TORONTO – The International Monetary Fund says governments with the room to manoeuvre should invest in public infrastructure to stimulate growth while having a clear plan to keep debt at sustainable levels.
“The global economy remains fragile at this time,” the IMF said in an annual fiscal monitor report released Wednesday.
“In this challenging environment, a comprehensive policy package is urgently needed to boost growth and reduce vulnerabilities.”
The IMF says Canada was one of only a few countries planning to raise its public investment ratio this year, as it did in its federal budget. But the IMF didn’t comment on the size of Canada’s projected deficits.
The IMF estimates that Canada’s overall government deficit in 2016 will be equivalent to 2.4 per cent of gross domestic product — up from 1.3 per cent in last year’s IMF estimate for 2016, when the Conservative government was pursing a balanced budget strategy, despite a major drop in oil prices.
The Liberals, who said during last year’s election campaign that deficits of less than $10 billion a year would be necessary for three years, are now projecting a $29.4-billion shortfall in the current 2016-17 financial year and five consecutive annual deficits totalling more than $110 billion.
Some of the budget’s critics have said it doesn’t contain a clear plan for balancing the books within four years in the 2019-20 financial year — another Liberal campaign promise.
The IMF released its annual fiscal monitor Wednesday at its spring meetings in Washington, D.C., shortly after the Bank of Canada upgraded its economic projection for this year, citing the positive effect of the federal government’s spending plan.
The Bank of Canada’s new estimate for 2016 economic growth is 1.7 per cent, up from its previous estimate of 1.4 per cent.
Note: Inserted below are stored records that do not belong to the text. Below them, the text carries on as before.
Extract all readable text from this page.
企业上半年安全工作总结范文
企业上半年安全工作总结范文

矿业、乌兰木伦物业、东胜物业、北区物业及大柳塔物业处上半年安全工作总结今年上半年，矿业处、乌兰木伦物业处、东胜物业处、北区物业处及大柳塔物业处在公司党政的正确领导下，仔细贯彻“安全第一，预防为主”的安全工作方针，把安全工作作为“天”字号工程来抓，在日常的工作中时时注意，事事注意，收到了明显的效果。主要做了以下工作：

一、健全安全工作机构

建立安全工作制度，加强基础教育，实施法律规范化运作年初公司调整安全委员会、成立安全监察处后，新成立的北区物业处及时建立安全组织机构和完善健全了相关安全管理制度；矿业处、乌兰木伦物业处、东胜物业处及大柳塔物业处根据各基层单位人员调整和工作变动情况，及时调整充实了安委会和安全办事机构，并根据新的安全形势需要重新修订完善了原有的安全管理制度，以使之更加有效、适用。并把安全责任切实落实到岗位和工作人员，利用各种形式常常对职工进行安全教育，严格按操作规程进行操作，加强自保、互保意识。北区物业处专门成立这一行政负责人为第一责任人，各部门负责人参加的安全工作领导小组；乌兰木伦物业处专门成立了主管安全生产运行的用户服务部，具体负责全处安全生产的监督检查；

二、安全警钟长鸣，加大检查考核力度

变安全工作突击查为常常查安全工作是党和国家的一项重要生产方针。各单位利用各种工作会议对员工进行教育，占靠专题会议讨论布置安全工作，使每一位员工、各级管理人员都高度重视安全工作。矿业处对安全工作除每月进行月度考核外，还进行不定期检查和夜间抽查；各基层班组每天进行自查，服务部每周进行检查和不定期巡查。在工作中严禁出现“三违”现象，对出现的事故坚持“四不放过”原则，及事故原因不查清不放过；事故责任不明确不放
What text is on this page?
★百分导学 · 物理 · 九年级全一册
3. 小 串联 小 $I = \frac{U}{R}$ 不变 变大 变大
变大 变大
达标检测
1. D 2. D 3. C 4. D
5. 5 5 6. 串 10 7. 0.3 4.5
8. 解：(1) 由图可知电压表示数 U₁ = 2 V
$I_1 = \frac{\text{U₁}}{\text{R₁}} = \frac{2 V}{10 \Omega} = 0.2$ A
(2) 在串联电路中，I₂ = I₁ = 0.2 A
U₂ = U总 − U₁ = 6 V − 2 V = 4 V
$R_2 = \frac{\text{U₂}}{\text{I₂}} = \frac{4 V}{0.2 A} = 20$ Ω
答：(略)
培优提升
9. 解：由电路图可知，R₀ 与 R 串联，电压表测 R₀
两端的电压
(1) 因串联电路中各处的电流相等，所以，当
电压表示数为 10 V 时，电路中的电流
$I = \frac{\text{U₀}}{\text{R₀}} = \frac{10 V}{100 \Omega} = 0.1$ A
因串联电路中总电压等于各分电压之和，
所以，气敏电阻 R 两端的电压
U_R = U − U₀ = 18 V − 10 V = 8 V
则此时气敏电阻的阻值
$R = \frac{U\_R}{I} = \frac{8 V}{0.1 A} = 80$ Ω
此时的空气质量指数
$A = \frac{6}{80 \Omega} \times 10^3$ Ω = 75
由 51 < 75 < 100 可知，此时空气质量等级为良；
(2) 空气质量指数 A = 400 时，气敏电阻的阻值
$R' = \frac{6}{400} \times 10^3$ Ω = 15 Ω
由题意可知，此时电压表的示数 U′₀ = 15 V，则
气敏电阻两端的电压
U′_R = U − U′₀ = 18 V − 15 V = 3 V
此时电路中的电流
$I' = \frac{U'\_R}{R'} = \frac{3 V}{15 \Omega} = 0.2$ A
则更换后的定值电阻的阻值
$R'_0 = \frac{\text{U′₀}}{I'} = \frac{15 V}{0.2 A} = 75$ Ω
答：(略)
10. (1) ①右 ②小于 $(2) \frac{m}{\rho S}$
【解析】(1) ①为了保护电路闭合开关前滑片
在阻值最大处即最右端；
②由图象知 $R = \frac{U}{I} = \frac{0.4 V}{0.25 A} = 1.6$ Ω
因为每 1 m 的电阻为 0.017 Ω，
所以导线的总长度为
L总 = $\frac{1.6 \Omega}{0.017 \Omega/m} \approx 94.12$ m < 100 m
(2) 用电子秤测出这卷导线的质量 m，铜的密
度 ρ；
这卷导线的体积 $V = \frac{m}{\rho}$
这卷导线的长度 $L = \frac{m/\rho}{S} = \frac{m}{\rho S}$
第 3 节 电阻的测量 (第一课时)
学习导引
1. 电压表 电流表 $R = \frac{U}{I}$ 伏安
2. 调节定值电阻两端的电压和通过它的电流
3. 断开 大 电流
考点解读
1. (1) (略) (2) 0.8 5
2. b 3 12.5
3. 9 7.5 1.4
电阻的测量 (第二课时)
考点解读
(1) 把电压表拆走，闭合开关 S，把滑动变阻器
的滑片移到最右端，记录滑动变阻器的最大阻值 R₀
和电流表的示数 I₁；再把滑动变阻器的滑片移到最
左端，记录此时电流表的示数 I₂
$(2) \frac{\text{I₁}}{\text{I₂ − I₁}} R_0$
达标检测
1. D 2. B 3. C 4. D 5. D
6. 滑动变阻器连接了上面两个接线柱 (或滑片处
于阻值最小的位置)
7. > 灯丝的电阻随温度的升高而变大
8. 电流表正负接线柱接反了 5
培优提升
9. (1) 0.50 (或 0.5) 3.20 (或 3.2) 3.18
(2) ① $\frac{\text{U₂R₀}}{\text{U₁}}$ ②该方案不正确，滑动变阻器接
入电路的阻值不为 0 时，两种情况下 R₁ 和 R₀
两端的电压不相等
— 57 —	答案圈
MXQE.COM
That contrasted with the IMF’s decision this week to lower its growth estimate for Canada to 1.5 per cent from 1.7 per cent.
The IMF is also less optimistic about Canada’s real GDP growth in 2017, which it estimates will be 1.9 per cent compared with the Bank of Canada’s estimate of 2.3 per cent.
The Finance Department has estimated that the budget’s measures — including infrastructure investments and tax relief for middle- and low-income households — will add 0.5 per cent to this year’s economic growth and one per cent in 2017-18.
The budget uses a private-sector estimate of 1.4 per cent growth in GDP in 2016 and 2.2 per cent in 2017.